「よれてる感じが本物みたいで…」 支払いに偽1万円札を使われたタクシー会社、当時の状況を振り返る

使用された偽1万円札(タクシー会社提供)

 1万円札を偽造し、使用した疑いで鹿児島県薩摩川内市の男2人が県警に逮捕された事件で、代金として渡された同市のタクシー会社が16日、取材に応じた。
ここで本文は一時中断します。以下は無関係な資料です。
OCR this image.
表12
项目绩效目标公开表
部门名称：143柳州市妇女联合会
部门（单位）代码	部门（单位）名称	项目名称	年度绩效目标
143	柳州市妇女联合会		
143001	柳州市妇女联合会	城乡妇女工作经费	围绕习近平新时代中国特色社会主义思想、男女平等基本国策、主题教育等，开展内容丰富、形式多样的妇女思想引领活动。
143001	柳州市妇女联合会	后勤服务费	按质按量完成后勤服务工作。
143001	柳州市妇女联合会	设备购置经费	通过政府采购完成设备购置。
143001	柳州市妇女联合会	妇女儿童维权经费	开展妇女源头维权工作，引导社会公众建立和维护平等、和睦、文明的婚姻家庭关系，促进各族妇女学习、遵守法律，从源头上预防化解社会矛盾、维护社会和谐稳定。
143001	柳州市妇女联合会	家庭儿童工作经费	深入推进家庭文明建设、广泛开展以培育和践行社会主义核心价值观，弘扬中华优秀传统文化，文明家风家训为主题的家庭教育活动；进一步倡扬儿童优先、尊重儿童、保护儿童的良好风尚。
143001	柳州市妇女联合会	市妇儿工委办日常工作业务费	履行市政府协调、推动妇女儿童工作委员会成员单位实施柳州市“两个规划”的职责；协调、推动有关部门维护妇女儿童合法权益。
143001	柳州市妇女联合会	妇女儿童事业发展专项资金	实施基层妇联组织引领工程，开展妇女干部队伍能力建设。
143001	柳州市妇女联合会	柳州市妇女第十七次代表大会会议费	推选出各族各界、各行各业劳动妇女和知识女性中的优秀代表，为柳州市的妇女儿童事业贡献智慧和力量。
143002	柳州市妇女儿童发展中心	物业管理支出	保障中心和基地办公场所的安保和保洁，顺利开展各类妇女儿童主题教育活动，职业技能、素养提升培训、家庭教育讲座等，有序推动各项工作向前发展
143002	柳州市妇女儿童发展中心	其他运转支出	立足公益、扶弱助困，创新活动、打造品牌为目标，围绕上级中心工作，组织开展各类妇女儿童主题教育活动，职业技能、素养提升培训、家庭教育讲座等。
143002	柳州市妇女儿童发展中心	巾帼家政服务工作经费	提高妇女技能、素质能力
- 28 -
所長は「偽札はコピー用紙を2枚重ねてあるようだった」と話した。

 逮捕されたのはいずれも同市宮崎町の会社員の男(52)=偽造通貨行使容疑=と飲食業の男(64)=通貨偽造容疑。

 同社によると、10月21日午前0時10分ごろ、同市向田町で会社員の男が男性と2人でタクシーに乗り、自宅前で降車時に約2500円の代金を偽1万円で支払った。男性運転手は会社事務所に帰った午前4時ごろ、売上金を確認する際に感触や光の通し方で異変に気づいた。

 所長は「サイズは1回り小さく、絵柄もやや濃く見えた。コピー用紙を重ねたようだったが、よれている感じは本物のようだった」と話した。運転手は「お札を出す時に指で確認するようなしぐさがあったが、疑問に思わなかった」と説明したという。

 県警捜査2課と薩摩川内署によると、16日現在、県内で他に偽札被害は確認されていない。